I found a pretty serious head-scratcher in their method that makes me question how reliable their whole approach is.
The authors say their new method is specifically tuned for this lagoon and for the Sentinel-2 satellite. To do that properly, you need to “train” your model using field measurements taken on the exact same day as the satellite flew over. This is super important because water conditions can change a lot from one day to the next.
They split their data into two groups:
Group 1: Perfect, same-day matches (only 20 samples)
Group 2: “Close-enough” matches, taken 1 to 5 days apart from the satellite pass (153 samples)
They correctly state that they only used Group 1 (the 20 same-day samples) to build their main model.
So, what’s the problem? Well, those 20 training samples seem to be from a very specific, “calm” range of conditions. When you look at all the data they collected over the year, the lagoon had way higher CDOM levels in some areas; especially the northern part that gets a lot of river water. But their model was never trained on that high-end, murkier data.

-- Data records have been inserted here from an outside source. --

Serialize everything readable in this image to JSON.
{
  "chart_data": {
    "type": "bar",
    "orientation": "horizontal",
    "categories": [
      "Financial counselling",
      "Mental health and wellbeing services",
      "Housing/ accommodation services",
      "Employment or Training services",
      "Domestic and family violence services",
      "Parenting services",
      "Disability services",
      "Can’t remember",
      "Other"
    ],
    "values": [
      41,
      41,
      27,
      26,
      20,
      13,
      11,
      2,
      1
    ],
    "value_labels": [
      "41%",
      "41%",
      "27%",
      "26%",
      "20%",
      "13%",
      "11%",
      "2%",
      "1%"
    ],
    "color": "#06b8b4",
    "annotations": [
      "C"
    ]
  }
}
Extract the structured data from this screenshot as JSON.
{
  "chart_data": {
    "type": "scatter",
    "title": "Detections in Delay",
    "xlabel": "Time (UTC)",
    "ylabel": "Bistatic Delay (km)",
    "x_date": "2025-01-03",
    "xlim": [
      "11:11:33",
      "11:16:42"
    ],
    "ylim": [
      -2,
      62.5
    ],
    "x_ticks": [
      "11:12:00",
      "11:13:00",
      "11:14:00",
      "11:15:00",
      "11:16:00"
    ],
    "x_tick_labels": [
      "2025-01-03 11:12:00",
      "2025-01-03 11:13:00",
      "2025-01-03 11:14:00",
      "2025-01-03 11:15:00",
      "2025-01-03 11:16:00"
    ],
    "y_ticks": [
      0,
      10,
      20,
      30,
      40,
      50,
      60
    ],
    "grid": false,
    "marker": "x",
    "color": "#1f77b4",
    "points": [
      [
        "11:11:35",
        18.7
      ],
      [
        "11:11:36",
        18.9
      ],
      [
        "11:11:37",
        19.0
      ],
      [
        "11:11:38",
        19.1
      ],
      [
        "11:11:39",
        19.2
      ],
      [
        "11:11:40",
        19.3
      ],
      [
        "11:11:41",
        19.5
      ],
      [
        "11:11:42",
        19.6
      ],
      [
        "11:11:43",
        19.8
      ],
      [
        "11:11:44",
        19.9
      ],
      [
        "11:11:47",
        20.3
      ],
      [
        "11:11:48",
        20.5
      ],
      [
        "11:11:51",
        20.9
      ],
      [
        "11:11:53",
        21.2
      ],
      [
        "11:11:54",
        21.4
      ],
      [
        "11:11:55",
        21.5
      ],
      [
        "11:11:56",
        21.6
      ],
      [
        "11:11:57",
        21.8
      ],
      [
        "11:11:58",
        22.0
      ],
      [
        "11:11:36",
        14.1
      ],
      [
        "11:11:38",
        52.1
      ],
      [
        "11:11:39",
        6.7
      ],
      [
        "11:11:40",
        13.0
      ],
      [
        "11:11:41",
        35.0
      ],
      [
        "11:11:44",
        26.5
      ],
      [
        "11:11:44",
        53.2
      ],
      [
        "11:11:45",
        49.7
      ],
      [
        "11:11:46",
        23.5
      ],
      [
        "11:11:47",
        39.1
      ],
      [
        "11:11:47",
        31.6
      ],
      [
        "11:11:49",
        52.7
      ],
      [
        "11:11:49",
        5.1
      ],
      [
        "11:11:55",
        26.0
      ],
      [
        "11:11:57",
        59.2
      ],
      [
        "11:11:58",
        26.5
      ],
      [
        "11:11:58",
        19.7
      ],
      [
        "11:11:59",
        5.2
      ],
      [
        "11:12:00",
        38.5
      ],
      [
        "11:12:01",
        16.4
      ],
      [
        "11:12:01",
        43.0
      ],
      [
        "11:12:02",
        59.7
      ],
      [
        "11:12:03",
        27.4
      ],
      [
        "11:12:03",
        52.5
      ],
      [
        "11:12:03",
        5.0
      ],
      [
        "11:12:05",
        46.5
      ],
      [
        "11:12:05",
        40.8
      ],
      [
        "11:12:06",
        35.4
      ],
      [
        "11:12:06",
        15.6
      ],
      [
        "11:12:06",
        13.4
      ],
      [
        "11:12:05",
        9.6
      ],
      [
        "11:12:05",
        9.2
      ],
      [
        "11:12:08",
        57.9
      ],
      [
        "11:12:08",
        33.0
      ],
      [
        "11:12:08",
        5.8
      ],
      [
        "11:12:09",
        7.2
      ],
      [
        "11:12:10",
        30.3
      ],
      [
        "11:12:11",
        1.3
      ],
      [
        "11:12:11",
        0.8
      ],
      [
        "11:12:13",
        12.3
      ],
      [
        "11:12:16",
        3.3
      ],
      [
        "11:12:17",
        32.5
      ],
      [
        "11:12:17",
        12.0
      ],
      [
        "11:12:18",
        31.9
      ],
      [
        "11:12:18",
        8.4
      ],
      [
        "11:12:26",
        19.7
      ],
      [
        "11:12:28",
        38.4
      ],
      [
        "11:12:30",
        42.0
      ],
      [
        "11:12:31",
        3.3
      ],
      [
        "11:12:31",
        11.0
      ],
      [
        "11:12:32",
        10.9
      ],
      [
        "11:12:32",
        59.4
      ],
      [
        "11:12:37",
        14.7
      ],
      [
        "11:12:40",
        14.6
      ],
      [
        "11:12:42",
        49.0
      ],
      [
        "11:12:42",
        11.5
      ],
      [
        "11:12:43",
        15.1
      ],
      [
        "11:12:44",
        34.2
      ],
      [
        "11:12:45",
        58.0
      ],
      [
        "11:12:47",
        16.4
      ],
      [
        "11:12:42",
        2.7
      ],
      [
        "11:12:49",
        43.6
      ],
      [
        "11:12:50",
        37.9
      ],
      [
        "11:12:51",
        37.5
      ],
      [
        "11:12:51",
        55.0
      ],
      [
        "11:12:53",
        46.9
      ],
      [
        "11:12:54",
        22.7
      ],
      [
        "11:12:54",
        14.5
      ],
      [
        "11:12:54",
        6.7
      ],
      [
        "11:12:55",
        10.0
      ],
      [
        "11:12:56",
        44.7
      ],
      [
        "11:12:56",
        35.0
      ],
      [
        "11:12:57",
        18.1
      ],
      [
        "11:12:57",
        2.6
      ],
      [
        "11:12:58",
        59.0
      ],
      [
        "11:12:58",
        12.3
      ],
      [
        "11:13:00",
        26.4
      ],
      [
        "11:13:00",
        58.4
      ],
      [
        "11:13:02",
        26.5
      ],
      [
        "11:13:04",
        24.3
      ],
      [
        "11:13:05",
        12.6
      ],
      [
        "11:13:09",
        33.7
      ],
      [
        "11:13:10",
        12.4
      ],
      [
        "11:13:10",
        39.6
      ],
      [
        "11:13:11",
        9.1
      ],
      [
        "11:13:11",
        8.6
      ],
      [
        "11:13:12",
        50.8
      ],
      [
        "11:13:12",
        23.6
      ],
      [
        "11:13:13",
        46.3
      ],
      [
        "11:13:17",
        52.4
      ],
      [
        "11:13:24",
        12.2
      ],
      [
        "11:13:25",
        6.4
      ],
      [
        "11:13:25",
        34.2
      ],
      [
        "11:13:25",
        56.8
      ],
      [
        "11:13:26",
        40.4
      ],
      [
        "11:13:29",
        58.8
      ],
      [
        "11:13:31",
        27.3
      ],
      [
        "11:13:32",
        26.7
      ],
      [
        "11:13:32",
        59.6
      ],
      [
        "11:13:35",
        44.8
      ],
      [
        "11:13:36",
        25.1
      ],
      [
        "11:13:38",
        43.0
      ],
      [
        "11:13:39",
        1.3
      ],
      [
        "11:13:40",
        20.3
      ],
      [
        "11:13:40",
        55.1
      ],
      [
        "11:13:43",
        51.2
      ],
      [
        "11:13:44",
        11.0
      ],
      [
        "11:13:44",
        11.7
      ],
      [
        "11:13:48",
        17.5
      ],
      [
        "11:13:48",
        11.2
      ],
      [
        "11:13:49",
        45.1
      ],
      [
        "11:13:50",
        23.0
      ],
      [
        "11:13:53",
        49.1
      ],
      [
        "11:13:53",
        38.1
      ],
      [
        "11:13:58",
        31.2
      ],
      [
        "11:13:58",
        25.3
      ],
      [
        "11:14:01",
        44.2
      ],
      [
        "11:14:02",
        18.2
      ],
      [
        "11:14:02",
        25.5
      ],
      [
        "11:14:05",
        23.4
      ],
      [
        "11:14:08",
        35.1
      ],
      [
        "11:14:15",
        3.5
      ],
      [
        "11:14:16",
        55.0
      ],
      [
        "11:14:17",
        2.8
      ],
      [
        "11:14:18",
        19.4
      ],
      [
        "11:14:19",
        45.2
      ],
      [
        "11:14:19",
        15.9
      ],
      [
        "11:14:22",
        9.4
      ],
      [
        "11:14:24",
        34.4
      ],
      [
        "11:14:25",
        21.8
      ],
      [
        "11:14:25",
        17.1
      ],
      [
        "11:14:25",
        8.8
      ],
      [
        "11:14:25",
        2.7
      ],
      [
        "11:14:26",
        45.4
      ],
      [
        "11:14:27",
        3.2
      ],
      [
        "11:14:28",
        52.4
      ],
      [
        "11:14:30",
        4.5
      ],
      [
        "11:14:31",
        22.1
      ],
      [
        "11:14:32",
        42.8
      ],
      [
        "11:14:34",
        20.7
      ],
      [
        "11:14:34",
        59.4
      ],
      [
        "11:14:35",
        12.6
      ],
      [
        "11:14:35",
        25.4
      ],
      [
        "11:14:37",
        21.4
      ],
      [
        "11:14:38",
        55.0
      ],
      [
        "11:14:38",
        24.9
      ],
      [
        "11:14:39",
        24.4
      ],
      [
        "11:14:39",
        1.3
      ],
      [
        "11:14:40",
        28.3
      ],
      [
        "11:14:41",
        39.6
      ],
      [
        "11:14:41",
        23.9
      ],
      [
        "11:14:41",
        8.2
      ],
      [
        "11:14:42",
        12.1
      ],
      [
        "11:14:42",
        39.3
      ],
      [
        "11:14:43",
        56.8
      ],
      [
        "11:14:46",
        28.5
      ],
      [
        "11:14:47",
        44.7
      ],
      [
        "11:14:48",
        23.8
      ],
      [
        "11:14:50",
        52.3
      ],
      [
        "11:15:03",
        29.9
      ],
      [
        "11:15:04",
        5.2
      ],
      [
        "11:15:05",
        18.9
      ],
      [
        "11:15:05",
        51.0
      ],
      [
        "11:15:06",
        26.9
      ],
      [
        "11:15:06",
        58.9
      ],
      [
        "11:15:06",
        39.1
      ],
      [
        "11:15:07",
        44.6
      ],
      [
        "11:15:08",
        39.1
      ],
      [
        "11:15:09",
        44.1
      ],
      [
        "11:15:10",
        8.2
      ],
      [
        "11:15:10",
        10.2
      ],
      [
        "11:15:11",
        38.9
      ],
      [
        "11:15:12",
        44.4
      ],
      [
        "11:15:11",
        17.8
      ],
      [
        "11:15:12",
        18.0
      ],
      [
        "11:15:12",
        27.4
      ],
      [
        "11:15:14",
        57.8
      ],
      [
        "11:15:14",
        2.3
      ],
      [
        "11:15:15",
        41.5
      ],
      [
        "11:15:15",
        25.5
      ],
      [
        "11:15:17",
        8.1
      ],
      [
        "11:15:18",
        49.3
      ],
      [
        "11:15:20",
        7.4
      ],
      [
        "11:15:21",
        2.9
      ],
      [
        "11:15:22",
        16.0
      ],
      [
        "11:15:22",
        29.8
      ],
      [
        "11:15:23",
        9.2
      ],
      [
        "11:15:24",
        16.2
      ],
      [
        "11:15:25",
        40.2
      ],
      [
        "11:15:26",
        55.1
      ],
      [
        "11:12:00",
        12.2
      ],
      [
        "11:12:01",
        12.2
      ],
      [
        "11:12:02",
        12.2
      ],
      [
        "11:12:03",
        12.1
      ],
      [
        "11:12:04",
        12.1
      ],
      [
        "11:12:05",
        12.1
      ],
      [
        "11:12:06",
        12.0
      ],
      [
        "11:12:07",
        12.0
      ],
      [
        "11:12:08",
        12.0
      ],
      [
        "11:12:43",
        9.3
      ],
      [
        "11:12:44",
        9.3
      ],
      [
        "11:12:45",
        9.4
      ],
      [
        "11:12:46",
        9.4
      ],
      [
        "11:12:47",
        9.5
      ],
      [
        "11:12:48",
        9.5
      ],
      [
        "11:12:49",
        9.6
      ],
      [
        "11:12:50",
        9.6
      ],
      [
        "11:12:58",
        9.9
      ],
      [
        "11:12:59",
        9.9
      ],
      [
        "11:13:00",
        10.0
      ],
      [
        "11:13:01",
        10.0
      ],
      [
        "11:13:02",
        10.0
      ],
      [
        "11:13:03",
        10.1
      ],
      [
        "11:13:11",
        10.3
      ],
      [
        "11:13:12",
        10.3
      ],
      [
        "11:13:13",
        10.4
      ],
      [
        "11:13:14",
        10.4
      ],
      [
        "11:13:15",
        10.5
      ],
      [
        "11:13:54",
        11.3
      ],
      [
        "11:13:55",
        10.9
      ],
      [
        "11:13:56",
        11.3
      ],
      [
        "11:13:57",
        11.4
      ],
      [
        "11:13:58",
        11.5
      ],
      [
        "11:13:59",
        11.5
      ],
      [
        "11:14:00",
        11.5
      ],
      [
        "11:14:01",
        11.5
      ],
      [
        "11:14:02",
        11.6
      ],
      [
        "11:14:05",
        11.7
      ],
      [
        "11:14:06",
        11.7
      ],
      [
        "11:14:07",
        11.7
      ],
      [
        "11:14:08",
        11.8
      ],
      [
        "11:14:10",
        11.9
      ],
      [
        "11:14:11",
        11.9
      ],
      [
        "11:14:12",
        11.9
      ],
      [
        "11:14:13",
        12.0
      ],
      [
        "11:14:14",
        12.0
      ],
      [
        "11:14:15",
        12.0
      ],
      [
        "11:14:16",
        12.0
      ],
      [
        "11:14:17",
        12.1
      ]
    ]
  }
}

It’s like trying to teach someone to recognize all types of cars, but you only show them pictures of sedans and hatchbacks. Then you ask them to identify a monster truck. They’re probably going to get it wrong!
This explains why their model performed pretty poorly when they tested it later (R=0.42 is not great). It wasn’t built to handle the full range of real-world situations in the lagoon.
This flaw undermines the core claim of the paper: that they made a reliable, lagoon-specific tool. If the model wasn’t trained on a representative set of conditions, we can’t really trust the cool maps they made showing CDOM changes after a cyclone. The changes they saw might be real, or they might just be artifacts of a flawed model.